Ivashka promised to do what they asked.
“When our mother comes in,” said they, “she will run at you and attack you. When you have fought for a time she will leave you and go to the cellar. There are two jars full of water: the one is white and the other is blue. The white jar contains the water of weakness, and the blue jar the water of strength. If you drink the water in the blue jar you are saved.”
The girls had scarcely finished speaking when Baba Yaja was heard coming to the hut. She came riding in the iron mortar, which she drove along with the pestle, while, with her tongue, she swept out the mark made by the mortar as it passed over the ground.
“Ho, ho!” said she, “I smell Russian flesh. Why do you come here?” she went on, turning to Ivashka with the Bear’s Ear. “What do you want?”
With that she rushed upon him, and they fought together until they were so tired that they fell to the ground. Then Baba Yaja, getting up, ran to the cellar for the water, and Ivashka went after her. Baba Yaja, in her hurry, took up the white jar and drank the water, and Ivashka drank that in the blue jar. Then they began to fight again. At length Ivashka got the better of her, and taking her pestle he beat her with it till she begged him to have mercy on her. Still Ivashka would not stop till she promised him she would never do him any injury, and would leave that place as soon as he released her. So he let her go.
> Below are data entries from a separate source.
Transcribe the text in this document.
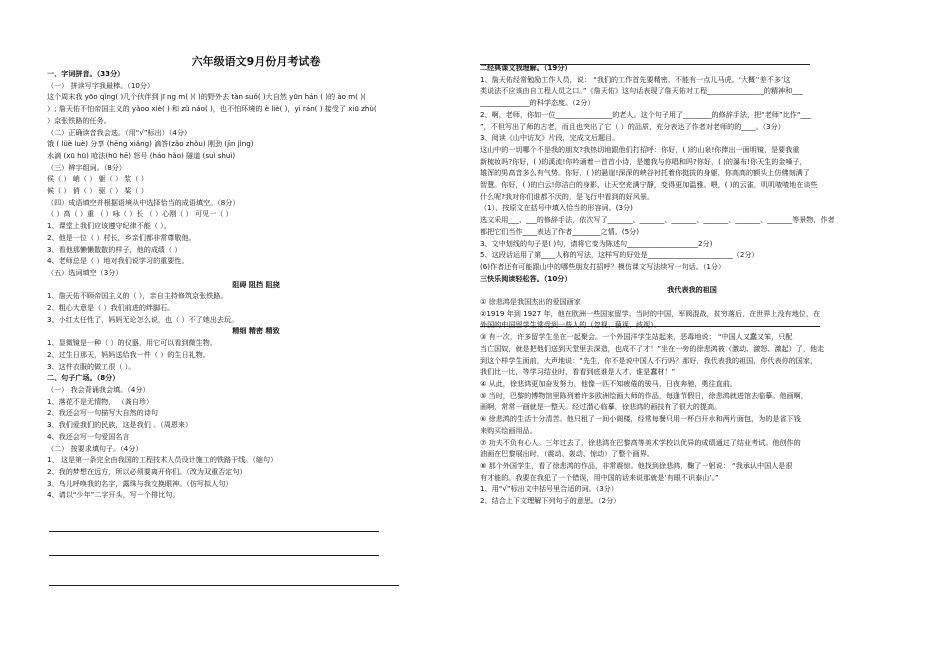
六年级语文9月份月考试卷
一、字词拼音。（33分）
（一） 拼读写字我最棒。（10分）
这个周末我 yōo qǐng( )几个伙伴到 jī ng m( )( )的野外去 tàn suǒ( )大自然 yūn hán ( )的 ào m( )(
）; 詹天佑不怕帝国主义的 yǎoo xiè( ) 和 zǔ náo( )，也不怕环境的 è liè( )，yì rán( ) 接受了 xiū zhù(
）京张铁路的任务。
（二）正确读音我会选。（用“√”标出）（4分）
饿 ( lüè luè) 分享 (hēng xiǎng) 滴答(zǎo zhǒu) 刚劲 (jìn jìng)
水滴 (xū hū) 呛法(hū hē) 怒号 (háo hǎo) 隧道 (suì shuì)
（三）辨字组词。（8分）
侯（ ） 峭（ ） 躯（ ） 浆（ ）
候（ ） 俏（ ） 驱（ ） 桨（ ）
（四）成语填空并根据语境从中选择恰当的成语填空。（8分）
（ ）高（ ）重 （ ）咏（ ）长 （ ）心刚（ ） 可见一（ ）
1、课堂上我们应该遵守纪律不能（ ）。
2、他是一位（ ）村长，乡亲们都非常尊敬他。
3、看他那懒懒散散的样子，他的成绩（ ）
4、老师总是（ ）地对我们说学习的重要性。
（五）选词填空（3分）
阻碍 阻挡 阻挠
1、詹天佑不顾帝国主义的（ ），亲自主持修筑京张铁路。
2、粗心大意是（ ）我们前进的绊脚石。
3、小红太任性了，妈妈无论怎么说，也（ ）不了她出去玩。
精细 精密 精致
1、显微镜是一种（ ）的仪器，用它可以看到微生物。
2、过生日那天，妈妈送给我一件（ ）的生日礼物。
3、这件衣服的做工很（ ）。
二、句子广场。（8分）
（一） 我会背诵我会填。（4分）
1、落花不是无情物， （龚自珍）
2、我还会写一句描写大自然的诗句
3、我们爱我们的民族，这是我们 。（周恩来）
4、我还会写一句爱国名言
（二） 按要求填句子。（4分）
1、 这是第一条完全由我国的工程技术人员设计施工的铁路干线。（缩句）
2、我的梦想在远方，所以必须要离开你们。（改为双重否定句）
3、鸟儿呼唤我的名字，露珠与我交换眼神。（仿写拟人句）
4、请以“少年”二字开头，写一个排比句。
二经典课文我理解。（19分）
1、詹天佑经常勉励工作人员，说： “我们的工作首先要精密，不能有一点儿马虎。‘大概’‘差不多’这
类说法不应该由自工程人员之口。”《詹天佑》这句话表现了詹天佑对工程________________的精神和___
______________的科学态度。（2分）
2、啊，老师，你如一位________________的老人。这个句子用了________的修辞手法，把“老师”比作“___
”，不但写出了师的古老，而且也突出了它（ ）的品质，充分表达了作者对老师的的____。（3分）
3、阅读《山中访友》片段，完成文后题目。
这山中的一切哪个不是我的朋友?我热切地跟他们打招呼：你好，( )的山泉!你捧出一面明镜，是要我重
新梳妆吗?你好，( )的溪流!你吟诵着一首首小诗，是邀我与你唱和吗?你好，( )的瀑布!你天生的金嗓子，
雄浑的男高音多么有气势。你好，( )的悬崖!深深的峡谷衬托着你挺拔的身躯，你高高的额头上仿佛刻满了
智慧。你好，( )的白云!你洁白的身影，让天空充满宁静，变得更加温雅。喂，( )的云雀，叽叽喳喳地在谈些
什么呢?我对你们谁都不厌的，是飞行中看到的好风景。
（1）、按原文在括号中填入恰当的形容词。(3分)
选文采用___、___的修辞手法，依次写了_______、_______、_______、_______、_______、_______等景物，作者
都把它们当作____表达了作者________之情。(5分)
3、文中划线的句子是( )句，请将它变为陈述句____________________2分)
5、这段话运用了第____人称的写法，这样写的好处是________________________（2分）
(6)作者还有可能跟山中的哪些朋友打招呼？模仿课文写法续写一句话。（1分）
三快乐阅读轻松答。（10分）
我代表我的祖国
① 徐悲鸿是我国杰出的爱国画家
②1919 年到 1927 年，他在欧洲一些国家留学。当时的中国，军阀混战，贫穷落后，在世界上没有地位，在
外国的中国留学生常受到一些人的（忽视、藐视、歧视）。
③ 有一次，许多留学生坐在一起聚会。一个外国洋学生站起来，恶毒地说： “中国人又蠢又笨，只配
当亡国奴，就是把他们送到天堂里去深造，也成不了才！”坐在一旁的徐悲鸿被（激动、激怒、激起）了，他走
到这个样学生面前，大声地说：“先生，你不是说中国人不行吗？那好，我代表我的祖国，你代表你的国家，
我们比一比，等学习结业时，看看到底谁是人才，谁是蠢材！”
④ 从此，徐悲鸿更加奋发努力，他像一匹不知疲倦的骏马，日夜奔驰，勇往直前。
⑤ 当时，巴黎的博物馆里陈列着许多欧洲绘画大师的作品，每逢节假日，徐悲鸿就进馆去临摹。他画啊，
画啊，常常一画就是一整天。经过潜心临摹，徐悲鸿的画技有了很大的提高。
⑥ 徐悲鸿的生活十分清苦。他只租了一间小阁楼，经常每餐只用一杯白开水和两片面包，为的是省下钱
来购买绘画用品。
⑦ 功夫不负有心人。三年过去了，徐悲鸿在巴黎高等美术学校以优异的成绩通过了结业考试。他创作的
油画在巴黎展出时，（震动、轰动、惊动）了整个画界。
⑧ 那个外国学生，看了徐悲鸿的作品，非常震惊。他找到徐悲鸿，鞠了一躬说： “我承认中国人是很
有才能的。我要在我犯了一个错误，用中国的话来说那就是‘有眼不识泰山’。”
1、用“√”标出文中括号里合适的词。（3分）
2、结合上下文理解下列句子的意思。（2分）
Ivashka went to the three daughters and told them to get ready and go with him to the world above. Then he went to the rope, and, calling to his companions, got them to let down a large basket. He told the eldest daughter to get into it, and then, on Ivashka’s pulling the rope, his companions drew the basket up. They were very much astonished when they found a beautiful girl in the basket instead of Ivashka, but she told them all that had occurred, and they let the basket down again. So the second and the third daughters were drawn up. Then they let down the basket again, and Ivashka filled it with gold and silver and fine clothes, which he had found in Baba Yaja’s hut. When the men commenced to draw the basket up they wondered why it was so heavy, and they thought that Baba Yaja herself must be in it. So they cut the rope and let the basket and all the things fall down to the bottom, and left Ivashka down below.
For a long time he wandered about seeking his way to the upper world. At length he found an iron door in the rock, and on opening it and looking in he saw a long passage. So he went on and on till at last he came out in the upper world. Then he went to seek his friends. When he came to them he found that they had given him up as dead, and had married the three daughters of Baba Yaja.
“Why did you leave me at the bottom of the pit?” asked Ivashka; “and who was it that cut the rope?”
They told him that Usunia had done it, and Ivashka was so angry that he killed him on the spot. So Ivashka married Usunia’s wife, and he and his companions lived together for many years in great happiness.